Stephanie Lamouri is a French documentary filmmaker who works as an independent international writer, director and producer. She has filmed documentaries in Iraq, Africa, South America and Central America covering topics such as modern slavery and illegal immigration. She began her career working in Africa as a writer for GEO magazine.
Being Thunder will premiere in the US at the Framline Film Festival and will be available to stream from June 10 to 27.
W&H: Describe the movie to us in your own words.
SL: This is a movie about unity, origins, love and identity. Through the story of one person, Chirinty, [a two-spirit genderqueer teenager from the Narragansett tribe in Rhode Island,] The film shows the consequences of colonialism on indigenous people and how gender stereotypes have been deeply skewed by colonialism and the white perspective.
W&H: What drew you to this story?
SL: I really wanted to make a documentary about a young Native American fighting for his community. I’m sick of the clichés, at least here in Europe, about Native Americans, who are always described as drug addicts, alcoholics, or depressed who do nothing. I first watched, completely at random online, a video of Shirente and Nikki singing along a lake. loved it. I wanted to know Chirenti. I sent a message to the Narragansett language page and was answered by Dawn, Sherenté’s grandmother.
W&H: What do you want people to think after watching the movie?
SL: I hope they will be touched and affected by the story of Shiranti, which is a universal story of love and acceptance. I hope they understand how deep the desire to destroy and control the indigenous culture is, and how hard it is to survive and keep your roots alive against colonialism.
W&H: What is the biggest challenge in the film industry?
SL: Always the right distance. To be there, but not to be there much. It is very intimate to photograph people in their daily lives. They give you a lot. So, always respect this gift.
W&H: How did you get your film financed? Share some ideas of how the movie was made.
SL: First I got a CNC (Centre National du Cinéma) box to write, then another small CNC production box again. I worked for months with these two funds and used my own money.

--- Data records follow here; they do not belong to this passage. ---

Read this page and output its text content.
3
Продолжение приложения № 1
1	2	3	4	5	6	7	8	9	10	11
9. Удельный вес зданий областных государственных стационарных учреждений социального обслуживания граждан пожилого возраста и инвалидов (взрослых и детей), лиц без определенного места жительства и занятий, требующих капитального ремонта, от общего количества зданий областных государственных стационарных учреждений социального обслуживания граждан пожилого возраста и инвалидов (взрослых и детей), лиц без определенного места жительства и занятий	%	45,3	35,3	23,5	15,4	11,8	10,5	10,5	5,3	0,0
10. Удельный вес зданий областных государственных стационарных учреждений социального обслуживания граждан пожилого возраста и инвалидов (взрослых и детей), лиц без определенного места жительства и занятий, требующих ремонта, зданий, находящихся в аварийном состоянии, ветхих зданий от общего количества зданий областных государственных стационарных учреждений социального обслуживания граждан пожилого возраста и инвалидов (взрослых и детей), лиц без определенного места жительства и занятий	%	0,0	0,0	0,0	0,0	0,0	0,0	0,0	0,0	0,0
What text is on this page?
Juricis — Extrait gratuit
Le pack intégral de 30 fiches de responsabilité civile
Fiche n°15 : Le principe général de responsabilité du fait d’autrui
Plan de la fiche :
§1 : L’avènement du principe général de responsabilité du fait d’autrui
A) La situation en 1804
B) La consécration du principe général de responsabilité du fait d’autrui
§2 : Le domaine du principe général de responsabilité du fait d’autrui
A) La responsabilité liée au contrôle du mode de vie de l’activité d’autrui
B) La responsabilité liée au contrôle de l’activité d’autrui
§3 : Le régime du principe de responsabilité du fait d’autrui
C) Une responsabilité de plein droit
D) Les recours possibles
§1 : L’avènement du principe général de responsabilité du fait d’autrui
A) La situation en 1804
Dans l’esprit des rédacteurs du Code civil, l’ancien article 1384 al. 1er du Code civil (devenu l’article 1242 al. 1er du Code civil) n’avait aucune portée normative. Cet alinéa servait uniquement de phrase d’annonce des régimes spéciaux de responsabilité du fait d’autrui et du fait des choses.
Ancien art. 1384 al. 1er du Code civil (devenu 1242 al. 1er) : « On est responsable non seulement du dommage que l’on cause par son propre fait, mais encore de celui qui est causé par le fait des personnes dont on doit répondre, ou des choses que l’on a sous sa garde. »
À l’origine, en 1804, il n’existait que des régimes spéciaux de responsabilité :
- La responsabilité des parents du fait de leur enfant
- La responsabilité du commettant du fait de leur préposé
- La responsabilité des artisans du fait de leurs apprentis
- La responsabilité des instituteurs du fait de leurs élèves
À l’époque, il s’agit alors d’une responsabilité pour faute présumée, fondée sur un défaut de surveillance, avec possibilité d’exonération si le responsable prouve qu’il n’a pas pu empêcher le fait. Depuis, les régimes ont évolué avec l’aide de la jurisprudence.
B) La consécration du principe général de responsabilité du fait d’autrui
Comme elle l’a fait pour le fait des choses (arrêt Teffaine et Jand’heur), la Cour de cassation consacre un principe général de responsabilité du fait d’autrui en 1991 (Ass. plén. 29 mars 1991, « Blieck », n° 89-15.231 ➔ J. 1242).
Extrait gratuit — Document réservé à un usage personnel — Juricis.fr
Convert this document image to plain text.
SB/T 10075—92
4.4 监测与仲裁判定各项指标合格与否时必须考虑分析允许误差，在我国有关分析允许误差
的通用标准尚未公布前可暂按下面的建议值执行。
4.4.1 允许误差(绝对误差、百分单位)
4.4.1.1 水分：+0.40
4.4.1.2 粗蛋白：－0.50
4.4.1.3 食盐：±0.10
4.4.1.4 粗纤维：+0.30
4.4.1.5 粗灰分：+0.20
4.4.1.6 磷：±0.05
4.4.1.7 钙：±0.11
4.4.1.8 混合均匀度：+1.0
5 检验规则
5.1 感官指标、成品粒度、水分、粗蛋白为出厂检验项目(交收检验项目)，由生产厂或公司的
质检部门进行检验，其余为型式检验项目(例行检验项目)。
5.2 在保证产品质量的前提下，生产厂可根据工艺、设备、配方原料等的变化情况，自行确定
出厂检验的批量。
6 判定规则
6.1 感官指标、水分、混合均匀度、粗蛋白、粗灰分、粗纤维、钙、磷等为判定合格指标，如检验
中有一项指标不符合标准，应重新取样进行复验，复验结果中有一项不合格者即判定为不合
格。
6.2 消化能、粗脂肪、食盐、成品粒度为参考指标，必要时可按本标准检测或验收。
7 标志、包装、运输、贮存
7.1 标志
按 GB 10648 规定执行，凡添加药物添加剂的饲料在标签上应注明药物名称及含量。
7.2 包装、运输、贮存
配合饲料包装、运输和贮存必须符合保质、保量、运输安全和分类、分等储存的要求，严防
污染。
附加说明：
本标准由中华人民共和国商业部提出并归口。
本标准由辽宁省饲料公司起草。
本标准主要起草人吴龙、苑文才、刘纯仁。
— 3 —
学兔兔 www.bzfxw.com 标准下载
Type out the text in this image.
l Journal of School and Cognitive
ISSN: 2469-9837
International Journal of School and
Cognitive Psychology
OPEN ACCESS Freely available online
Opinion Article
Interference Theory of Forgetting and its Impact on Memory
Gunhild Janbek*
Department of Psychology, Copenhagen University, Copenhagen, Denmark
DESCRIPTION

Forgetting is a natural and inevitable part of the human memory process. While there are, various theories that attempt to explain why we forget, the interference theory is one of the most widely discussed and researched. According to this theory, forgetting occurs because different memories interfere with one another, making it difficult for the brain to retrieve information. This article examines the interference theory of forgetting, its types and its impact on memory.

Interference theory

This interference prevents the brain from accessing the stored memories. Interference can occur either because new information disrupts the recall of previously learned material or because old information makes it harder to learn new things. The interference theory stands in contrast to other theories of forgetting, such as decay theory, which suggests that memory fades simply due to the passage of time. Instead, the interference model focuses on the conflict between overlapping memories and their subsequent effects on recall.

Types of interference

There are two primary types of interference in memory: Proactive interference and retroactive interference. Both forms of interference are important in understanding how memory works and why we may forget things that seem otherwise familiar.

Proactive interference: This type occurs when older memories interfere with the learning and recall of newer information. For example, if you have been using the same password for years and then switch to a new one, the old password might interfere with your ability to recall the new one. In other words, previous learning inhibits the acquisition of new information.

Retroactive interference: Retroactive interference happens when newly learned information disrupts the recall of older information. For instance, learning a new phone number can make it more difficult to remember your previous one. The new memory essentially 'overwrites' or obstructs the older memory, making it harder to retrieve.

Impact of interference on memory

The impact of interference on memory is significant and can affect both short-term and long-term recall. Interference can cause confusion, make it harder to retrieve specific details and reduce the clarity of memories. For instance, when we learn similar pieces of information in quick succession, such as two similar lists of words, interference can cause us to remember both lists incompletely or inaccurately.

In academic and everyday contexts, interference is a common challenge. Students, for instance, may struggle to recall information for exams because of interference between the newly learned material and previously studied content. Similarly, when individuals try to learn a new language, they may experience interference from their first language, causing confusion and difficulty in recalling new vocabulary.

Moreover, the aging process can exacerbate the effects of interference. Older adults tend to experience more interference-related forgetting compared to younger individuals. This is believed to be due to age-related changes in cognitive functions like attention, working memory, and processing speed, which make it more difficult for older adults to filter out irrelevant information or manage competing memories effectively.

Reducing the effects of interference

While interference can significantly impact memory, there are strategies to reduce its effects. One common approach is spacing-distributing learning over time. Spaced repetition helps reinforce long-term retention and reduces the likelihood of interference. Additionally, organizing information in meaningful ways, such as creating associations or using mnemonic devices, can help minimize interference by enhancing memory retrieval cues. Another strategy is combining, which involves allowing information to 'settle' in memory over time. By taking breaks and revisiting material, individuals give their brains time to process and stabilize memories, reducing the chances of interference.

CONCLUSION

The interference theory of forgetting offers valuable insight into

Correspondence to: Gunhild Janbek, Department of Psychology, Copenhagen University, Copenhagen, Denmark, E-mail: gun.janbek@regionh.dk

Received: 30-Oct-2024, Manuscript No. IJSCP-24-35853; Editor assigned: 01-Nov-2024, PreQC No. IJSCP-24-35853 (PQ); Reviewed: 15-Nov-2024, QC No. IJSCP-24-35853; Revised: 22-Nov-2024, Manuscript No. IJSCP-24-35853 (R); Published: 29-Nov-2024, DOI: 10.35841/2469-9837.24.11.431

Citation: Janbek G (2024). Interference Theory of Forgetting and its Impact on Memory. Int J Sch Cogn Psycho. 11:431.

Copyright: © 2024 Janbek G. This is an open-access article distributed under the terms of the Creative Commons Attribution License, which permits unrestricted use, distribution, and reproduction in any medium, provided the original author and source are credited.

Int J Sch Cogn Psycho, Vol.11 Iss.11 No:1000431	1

When filming ended, I made a trailer and showed it on Arte channel. They finally bought it and offered money, through a producer, to do the editing and make the movie.
W&H: What inspired you to become a director?
SL: My love for life. I love watching, listening, sharing with people, understanding their issues, and their cultures. As a teenager, I loved taking pictures and loved recording the voices of people speaking. There was no internet at the time – I was born in 1968. So when I first got a video camera, it was obvious that it would be the way to express myself and express my view of the world.
W&H: What’s the best and worst advice you’ve received?
SL: I haven’t been to any film school or documentary school or anything like that. I didn’t really get advice. I think people see me as a very assertive and self-made person, so they don’t give me any advice.
W&H: What’s your advice for other female directors?
SL: Be confident. Don’t listen to people who tell you that being a woman is going to be hard or even harder. This is a mistake. I’ve been to many places and situations where being a woman has really helped me. In many cultures, even in really difficult places like war zones or very masculine environments, people respect and help you because they respect your courage and strength.
W&H: Name your favorite female-directed movie and why.
SL: “Mudbound” by D. Reese. Strong story, good actors, powerful, and politicians.
W&H: How are you coping with life during the COVID-19 pandemic? Do you maintain your creativity, and if so, how?
SL: Well, it has been difficult to imagine the future in such turbulent times and to imagine how and when we will be able to travel again. So I’ve basically stayed creative during the pandemic writing new projects, not filming.
W&H: The film industry has a long history of under-representing people of color on screen and behind the scenes and promoting – and creating – negative stereotypes. What actions do you think should be taken to make Hollywood and/or the document world more inclusive?
SL: Change the perspective and point of view. For centuries our mentality has been based on and for the books and analyzes of the “white side”. Always try to look at the world from a different angle – not as your country taught you in school.